First create an external partitioned table

CREATE EXTERNAL TABLE h2 (id int, name STRING, ts TIMESTAMP) PARTITIONED BY (pt=string) ROW FORMAT DELIMITED FIELDS TERMINATED BY ',' STORED AS TEXTFILE location '/user/it1/sqin5';

Then sqoop data to external partitions by specifying HDFS external location.

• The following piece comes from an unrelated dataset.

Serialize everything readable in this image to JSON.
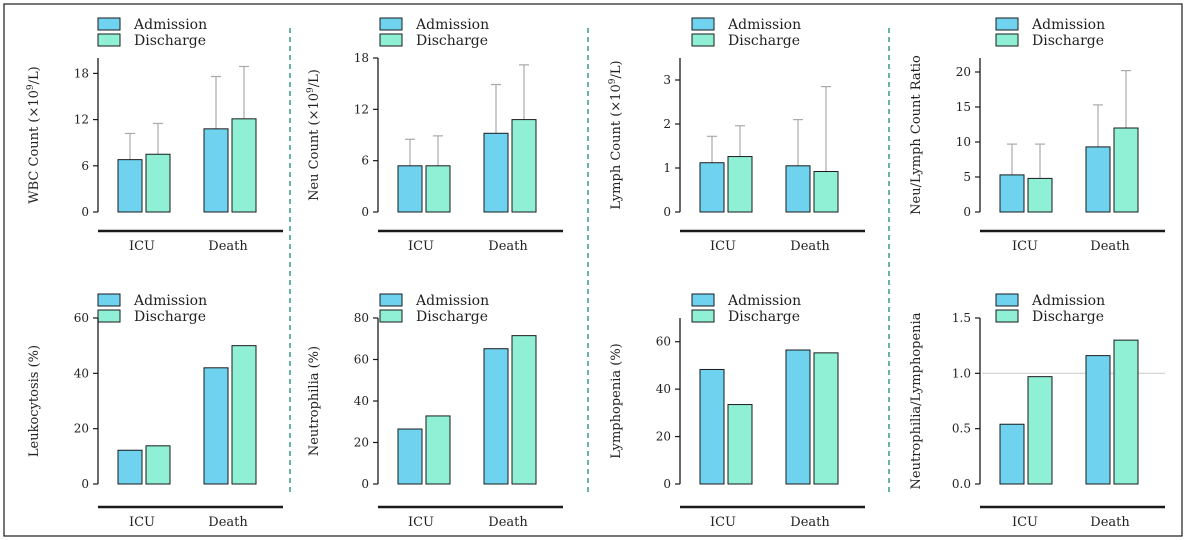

sqoop import--connect jdbc:mysql://localhost:3306/test --driver com.mysql.jdbc.Driver --username it1 --password hadoop --table st1 --where "where id < 5000" --target-dir /user/it1/sqin5/pt=0 -m 1 

Add partition to Hive table

alter table h2 add PARTITION(pt=0) LOCATION '/user/it1/sqin5/pt=0';

Verify table count. It should return 5000 rows. Now, run an incremental sqoop by specifying appropriate where clause

sqoop import--connect jdbc:mysql://localhost:3306/test --driver com.mysql.jdbc.Driver --username it1 --password hadoop --table st1 --where "where id > 5000 and id < 10000" --target-dir /user/it1/sqin5/pt=1 -m 1 

Add 2nd partition to Hive table.

alter table h2 add PARTITION(pt=1) LOCATION '/user/it1/sqin5/pt=1';

Verify table count. It should return 10,000 rows.